- ESPN staff writer
- Joined ESPN in 2011
- Graduated from Central Michigan
The NCAA Division I Council announced on Wednesday that it is waiving the initial counter scholarship limits for two years within Division I football.
Previously, teams had been limited to 25 initial counters, or scholarship spots, per year from high school prospects and transfers. Even if programs were under the 85 total scholarship limit, if they had reached the annual 25 limit, they could not sign any more scholarship players.
With the increase in popularity of the transfer portal, the council announced in October that it approved a one-year waiver to allow teams to go over the 25 limit by up to seven scholarships to replace players lost to transfer. In theory, a program could have gone up to 32 scholarships in a year if it had lost seven players in the transfer portal.

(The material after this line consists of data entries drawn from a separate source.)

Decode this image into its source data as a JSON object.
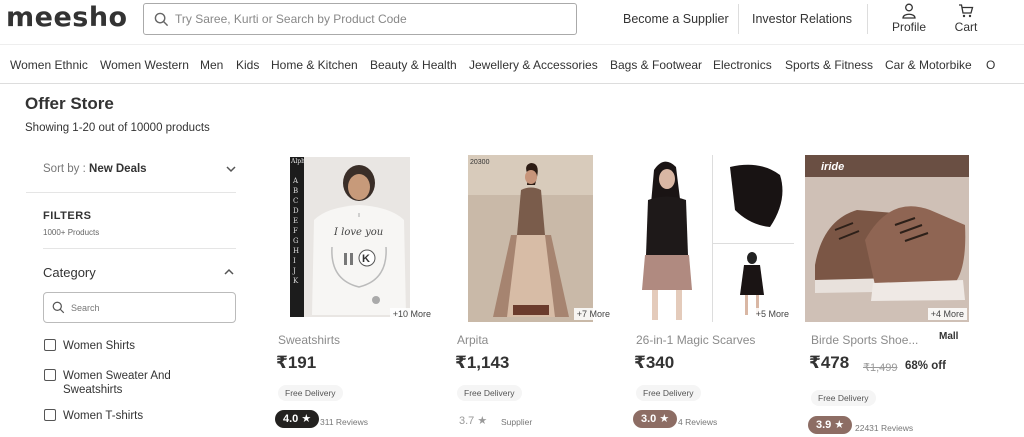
{
  "header": {
    "logo": "meesho",
    "search_placeholder": "Try Saree, Kurti or Search by Product Code",
    "become_supplier": "Become a Supplier",
    "investor_relations": "Investor Relations",
    "profile": "Profile",
    "cart": "Cart"
  },
  "categories": [
    "Women Ethnic",
    "Women Western",
    "Men",
    "Kids",
    "Home & Kitchen",
    "Beauty & Health",
    "Jewellery & Accessories",
    "Bags & Footwear",
    "Electronics",
    "Sports & Fitness",
    "Car & Motorbike",
    "O"
  ],
  "page": {
    "title": "Offer Store",
    "showing": "Showing 1-20 out of 10000 products"
  },
  "sidebar": {
    "sort_prefix": "Sort by : ",
    "sort_value": "New Deals",
    "filters": "FILTERS",
    "filters_sub": "1000+ Products",
    "category_title": "Category",
    "search_placeholder": "Search",
    "options": [
      "Women Shirts",
      "Women Sweater And Sweatshirts",
      "Women T-shirts"
    ]
  },
  "products": [
    {
      "name": "Sweatshirts",
      "price": "₹191",
      "more": "+10 More",
      "delivery": "Free Delivery",
      "rating": "4.0 ★",
      "reviews": "311 Reviews",
      "rating_color": "#23211f"
    },
    {
      "name": "Arpita",
      "price": "₹1,143",
      "more": "+7 More",
      "delivery": "Free Delivery",
      "rating": "3.7 ★",
      "reviews": "Supplier",
      "rating_color": "none"
    },
    {
      "name": "26-in-1 Magic Scarves",
      "price": "₹340",
      "more": "+5 More",
      "delivery": "Free Delivery",
      "rating": "3.0 ★",
      "reviews": "4 Reviews",
      "rating_color": "#8d6d64"
    },
    {
      "name": "Birde Sports Shoe...",
      "price": "₹478",
      "strike": "₹1,499",
      "off": "68% off",
      "more": "+4 More",
      "delivery": "Free Delivery",
      "rating": "3.9 ★",
      "reviews": "22431 Reviews",
      "rating_color": "#8d6d64",
      "badge": "Mall"
    }
  ],
  "image_texts": {
    "p1_top": "Alph",
    "p1_print": "I love you",
    "p1_letter": "K",
    "p2_top": "20300",
    "p4_brand": "iride"
  }
}
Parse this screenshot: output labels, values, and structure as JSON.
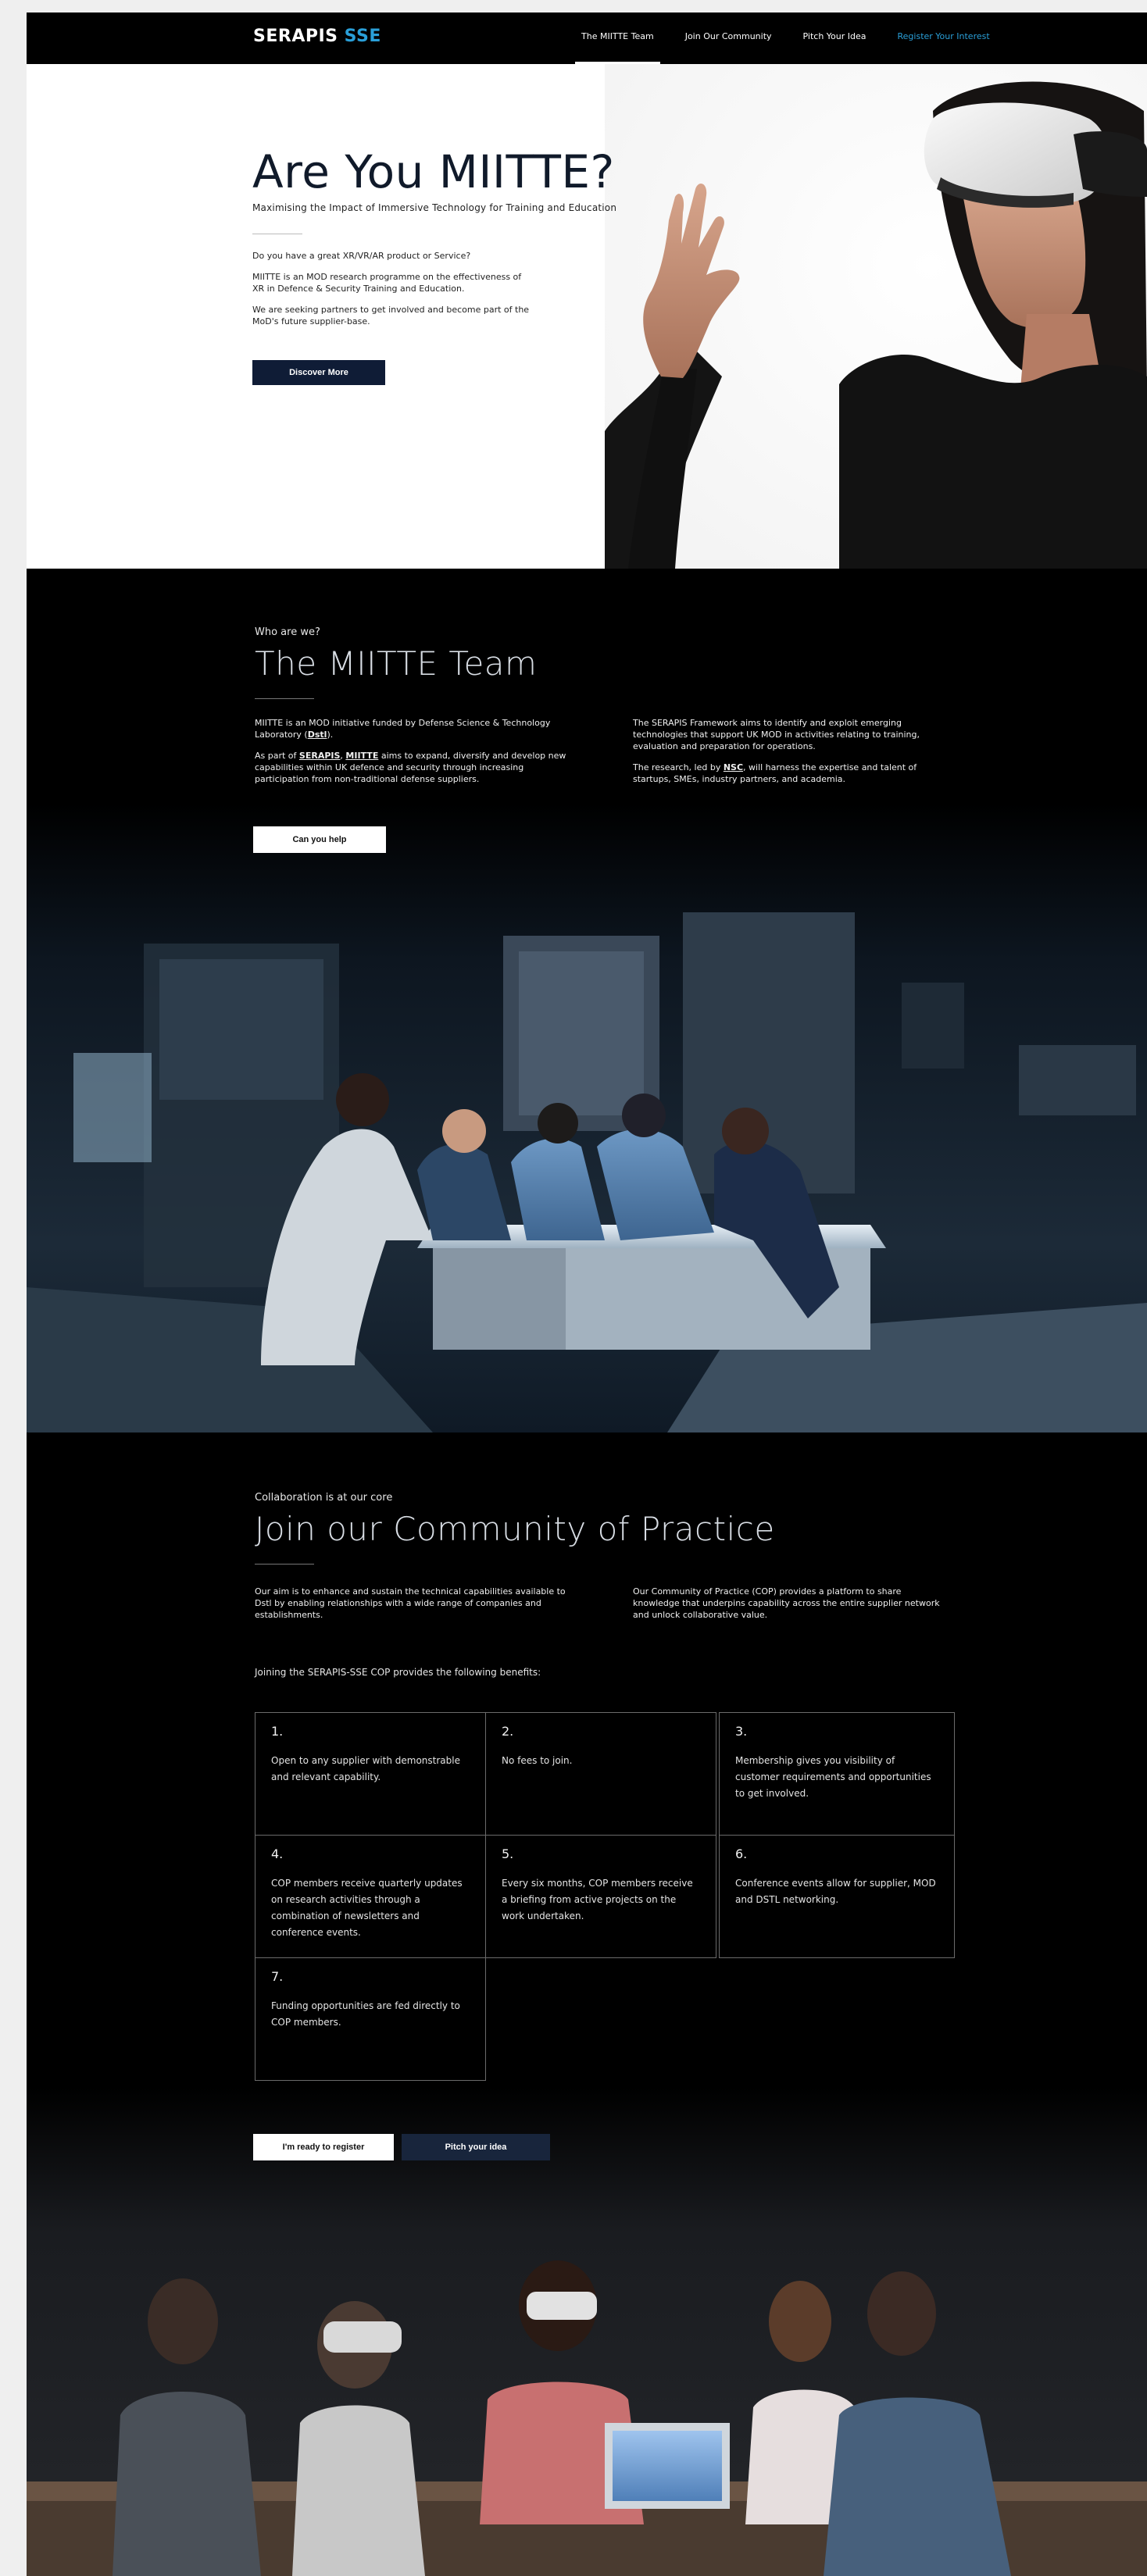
{
  "nav": {
    "logo_main": "SERAPIS",
    "logo_accent": "SSE",
    "links": [
      {
        "label": "The MIITTE Team"
      },
      {
        "label": "Join Our Community"
      },
      {
        "label": "Pitch Your Idea"
      },
      {
        "label": "Register Your Interest"
      }
    ]
  },
  "hero": {
    "title": "Are You MIITTE?",
    "subtitle": "Maximising the Impact of Immersive Technology for Training and Education",
    "paragraphs": [
      "Do you have a great XR/VR/AR product or Service?",
      "MIITTE is an MOD research programme on the effectiveness of XR in Defence & Security Training and Education.",
      "We are seeking partners to get involved and become part of the MoD's future supplier-base."
    ],
    "button": "Discover More"
  },
  "team": {
    "kicker": "Who are we?",
    "title": "The MIITTE Team",
    "left_p1_a": "MIITTE is an MOD initiative funded by Defense Science & Technology Laboratory (",
    "left_p1_link": "Dstl",
    "left_p1_b": ").",
    "left_p2_a": "As part of ",
    "left_p2_link1": "SERAPIS",
    "left_p2_mid": ", ",
    "left_p2_link2": "MIITTE",
    "left_p2_b": " aims to expand, diversify and develop new capabilities within UK defence and security through increasing participation from non-traditional defense suppliers.",
    "right_p1": "The SERAPIS Framework aims to identify and exploit emerging technologies that support UK MOD in activities relating to training, evaluation and preparation for operations.",
    "right_p2_a": "The research, led by ",
    "right_p2_link": "NSC",
    "right_p2_b": ", will harness the expertise and talent of startups, SMEs, industry partners, and academia.",
    "button": "Can you help"
  },
  "community": {
    "kicker": "Collaboration is at our core",
    "title": "Join our Community of Practice",
    "left_p": "Our aim is to enhance and sustain the technical capabilities available to Dstl by enabling relationships with a wide range of companies and establishments.",
    "right_p": "Our Community of Practice (COP) provides a platform to share knowledge that underpins capability across the entire supplier network and unlock collaborative value.",
    "benefits_intro": "Joining the SERAPIS-SSE COP provides the following benefits:",
    "benefits": [
      {
        "num": "1.",
        "text": "Open to any supplier with demonstrable and relevant capability."
      },
      {
        "num": "2.",
        "text": "No fees to join."
      },
      {
        "num": "3.",
        "text": "Membership gives you visibility of customer requirements and opportunities to get involved."
      },
      {
        "num": "4.",
        "text": "COP members receive quarterly updates on research activities through a combination of newsletters and conference events."
      },
      {
        "num": "5.",
        "text": "Every six months, COP members receive a briefing from active projects on the work undertaken."
      },
      {
        "num": "6.",
        "text": "Conference events allow for supplier, MOD and DSTL networking."
      },
      {
        "num": "7.",
        "text": "Funding opportunities are fed directly to COP members."
      }
    ],
    "button_register": "I'm ready to register",
    "button_pitch": "Pitch your idea"
  },
  "colors": {
    "accent": "#2a9fd8",
    "navy_button": "#0f1c36",
    "background": "#000000"
  }
}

Staying under that 25-scholarship limit, while also filling a complete roster of 85 total scholarships, has become increasingly more difficult for coaches who have been less able to predict the number of players leaving their programs each year. The transfer environment has changed the way programs recruit high school prospects: Schools are continuously bringing in college transfers through the portal, and those players count against the 25 initial counter limit.
In many instances, those transfers decreased the number of scholarships available for high school prospects, despite the fact that a program might still be under the 85 total limit. This waiver will allow programs more flexibility over the next two academic years to fill rosters and use the scholarships how they deem fit each year.